Cela a-t-il été difficile de trouver une place pour ton amour de la guitare dans un style de production éloignée des codes du rock ?
Absolument pas, car tout a été composé à la guitare, les riffs et les mélodies. À aucun moment il n’a été question de remplacer un plan de gratte par un son électronique ou par un clavier. La guitare, c’est l’âme de toutes les chansons, c’est ma signature. Et il était important pour moi d’avoir la même 6-cordes et le même ampli du début jusqu’à la fin du disque. Le choix s’est fait un peu par hasard, mais là aussi ce fut une évidence, une fois la bonne formule trouvée. J’ai opté pour un Vox AC30 et une Gibson Nighthawk assez rare, celle-ci remplaçant ma fidèle Flying Waxx. Je voue une grande fidélité à cette marque. L’antenne française m’a beaucoup aidé à mes débuts et je trouve important de ne jamais laisser tomber les gens qui te soutiennent ainsi.
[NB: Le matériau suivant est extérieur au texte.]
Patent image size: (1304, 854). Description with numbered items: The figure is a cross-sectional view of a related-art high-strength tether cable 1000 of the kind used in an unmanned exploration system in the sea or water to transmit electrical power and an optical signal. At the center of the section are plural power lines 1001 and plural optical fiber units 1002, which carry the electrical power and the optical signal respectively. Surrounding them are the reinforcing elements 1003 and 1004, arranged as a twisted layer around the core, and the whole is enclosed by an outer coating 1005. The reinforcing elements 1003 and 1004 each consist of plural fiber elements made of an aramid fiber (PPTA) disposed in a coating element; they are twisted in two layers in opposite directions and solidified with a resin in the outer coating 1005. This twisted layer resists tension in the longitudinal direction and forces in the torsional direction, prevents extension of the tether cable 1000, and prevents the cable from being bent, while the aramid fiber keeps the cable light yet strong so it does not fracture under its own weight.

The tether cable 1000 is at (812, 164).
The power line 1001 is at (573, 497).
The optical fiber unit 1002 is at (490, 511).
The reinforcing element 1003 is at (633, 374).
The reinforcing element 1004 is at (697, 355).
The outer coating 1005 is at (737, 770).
Avant de faire tous ces projets et autres collaborations, as-tu eu un parcours classique en jouant dans des groupes ?
J’ai commencé quand j’avais 12 ans en jouant de la basse dans des formations de metal. On m’en a offert une, pire qu’un instrument premier prix, une Jazz Spirit… une marque inconnue au bataillon. J’ai pris un seul cours, mais cela n’a pas fonctionné. J’ai donc appris avec des anciens numéros de Bass Part (les fameux numéros de Bass Collector. Ndr). Je me souviens plus particulièrement d’un numéro où il y avait les lignes de basse de I Will Survive repris par Cake, avec un autre relevé d’un morceau de Bloodhound Gang. J’ai appris ces deux titres par cœur pour passer une audition dans un groupe. J’ai très vite remarqué que personne ne jouait de basse… Ou plutôt personne n’en avait ! Deux ans après, je jouais simultanément dans 5 groupes différents. Je n’avais qu’une envie, même à cet âge-là, c’était d’arrêter les cours pour ne faire que ça. Il y a quelques années, ma mère a retrouvé une de mes fiches que les profs te font remplir à chaque rentrée scolaire avec nom, prénom, profession des parents… Et à la question que voudriez-vous faire plus tard, j’avais répondu : « être en couverture de Guitar Part » (rires) ! Pourtant, il y avait Rock ‘n’ Folk, j’étais abonné à Hard Force, mais pour moi, Guitar Part était le summum de la reconnaissance pour un musicien.